When NASA probe Cassini surveyed geysers on Saturn’s moon Enceladus, it discovered molecular hydrogen, carbon dioxide and methane in the plumes. That got University of Vienna researchers thinking: Earth microbe Methanothermococcus okinawensis consumes hydrogen and carbon dioxide and produces methane, surviving in deep-sea thermal vents. Could it thrive in the waters under Enceladus’ icy crust? They’ve replicated the moon’s environment to test the hypothesis, and now hope to compare their samples to Cassini’s data to determine if the methane produced on Enceladus shows signs of being biological.
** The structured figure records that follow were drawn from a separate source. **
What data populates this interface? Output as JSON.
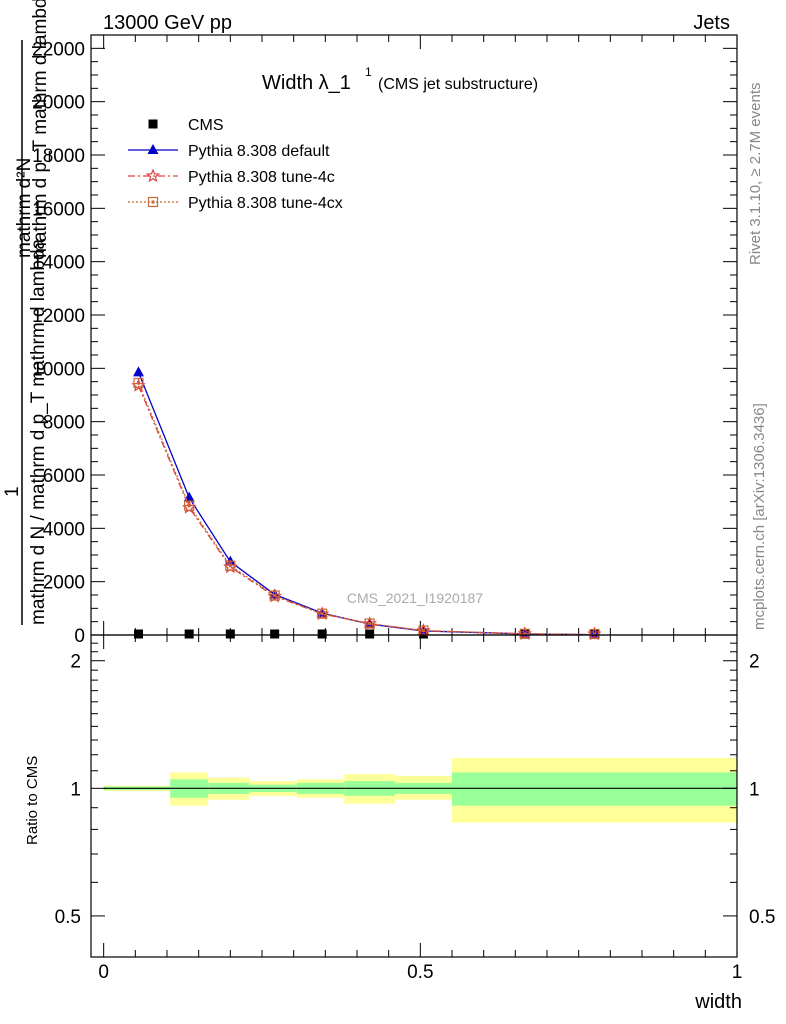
{
  "header": {
    "left": "13000 GeV pp",
    "right": "Jets"
  },
  "side_labels": {
    "rivet": "Rivet 3.1.10, ≥ 2.7M events",
    "mcplots": "mcplots.cern.ch [arXiv:1306.3436]"
  },
  "chart_data": [
    {
      "type": "line",
      "title": "Width λ_1",
      "title_sup": "1",
      "subtitle": "(CMS jet substructure)",
      "watermark": "CMS_2021_I1920187",
      "ylabel_top": "mathrm d²N",
      "ylabel_top_sub": "mathrm d p_T mathrm d lambda",
      "ylabel_bottom_num": "1",
      "ylabel_bottom_den": "mathrm d N / mathrm d p_T mathrm d lambda",
      "xlim": [
        -0.02,
        1.0
      ],
      "ylim": [
        0,
        22500
      ],
      "yticks": [
        0,
        2000,
        4000,
        6000,
        8000,
        10000,
        12000,
        14000,
        16000,
        18000,
        20000,
        22000
      ],
      "ytick_labels": [
        "0",
        "2000",
        "4000",
        "6000",
        "8000",
        "10000",
        "12000",
        "14000",
        "16000",
        "18000",
        "20000",
        "22000"
      ],
      "legend_position": "top-left",
      "series": [
        {
          "name": "CMS",
          "color": "#000000",
          "marker": "square",
          "x": [
            0.055,
            0.135,
            0.2,
            0.27,
            0.345,
            0.42,
            0.505,
            0.665,
            0.775
          ],
          "y": [
            0,
            0,
            0,
            0,
            0,
            0,
            0,
            0,
            0
          ]
        },
        {
          "name": "Pythia 8.308 default",
          "color": "#0000cc",
          "marker": "triangle",
          "x": [
            0.055,
            0.135,
            0.2,
            0.27,
            0.345,
            0.42,
            0.505,
            0.665,
            0.775
          ],
          "y": [
            9850,
            5150,
            2750,
            1520,
            820,
            410,
            150,
            40,
            10
          ]
        },
        {
          "name": "Pythia 8.308 tune-4c",
          "color": "#dd4444",
          "marker": "star",
          "x": [
            0.055,
            0.135,
            0.2,
            0.27,
            0.345,
            0.42,
            0.505,
            0.665,
            0.775
          ],
          "y": [
            9350,
            4780,
            2550,
            1450,
            790,
            420,
            160,
            45,
            10
          ]
        },
        {
          "name": "Pythia 8.308 tune-4cx",
          "color": "#cc6633",
          "marker": "square-open",
          "x": [
            0.055,
            0.135,
            0.2,
            0.27,
            0.345,
            0.42,
            0.505,
            0.665,
            0.775
          ],
          "y": [
            9450,
            4850,
            2600,
            1480,
            800,
            430,
            165,
            45,
            10
          ]
        }
      ]
    },
    {
      "type": "area",
      "ylabel": "Ratio to CMS",
      "xlabel": "width",
      "xlim": [
        -0.02,
        1.0
      ],
      "ylim": [
        0.4,
        2.3
      ],
      "log_scale_y": true,
      "yticks": [
        0.5,
        1,
        2
      ],
      "ytick_labels": [
        "0.5",
        "1",
        "2"
      ],
      "xticks": [
        0,
        0.5,
        1
      ],
      "xtick_labels": [
        "0",
        "0.5",
        "1"
      ],
      "bands": {
        "edges": [
          0.0,
          0.105,
          0.165,
          0.23,
          0.305,
          0.38,
          0.46,
          0.55,
          1.0
        ],
        "inner_lo": [
          0.99,
          0.95,
          0.97,
          0.98,
          0.97,
          0.96,
          0.97,
          0.91
        ],
        "inner_hi": [
          1.01,
          1.05,
          1.03,
          1.02,
          1.03,
          1.04,
          1.03,
          1.09
        ],
        "outer_lo": [
          0.985,
          0.91,
          0.94,
          0.96,
          0.95,
          0.92,
          0.94,
          0.83
        ],
        "outer_hi": [
          1.015,
          1.09,
          1.06,
          1.04,
          1.05,
          1.08,
          1.07,
          1.18
        ],
        "inner_color": "#99ff99",
        "outer_color": "#ffff99"
      }
    }
  ]
}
Earlier this month, E! ended an investigation into sexual misconduct allegations against the star due to a lack of evidence. Seacrest, who’s set to host the Oscars red carpet show this weekend, has denied former stylist Suzie Hardy’s allegations that he grabbed her crotch on multiple occasions, gave her unwanted hugs while wearing only underwear and once slapped her butt hard enough to leave a bruise. Hardy says when she reported Seacrest’s behavior to HR in 2013, she was fired. Now she’s calling on E! to improve its harassment reporting policies.
They’re cheesed off. The chain has been marketed as the league’s official pizza since 2010, but now both sides have reportedly agreed to end the deal, making Papa John’s the first NFL sponsor to prematurely cancel its agreement. Last fall, founder John Schnatter — who often appears in his own commercials — blamed a dip in sales on NFL player protests. Schnatter later apologized for the remarks but was replaced as CEO by Steve Ritchie. Meanwhile, Papa John’s will still have local deals with 22 teams and some individual athletes.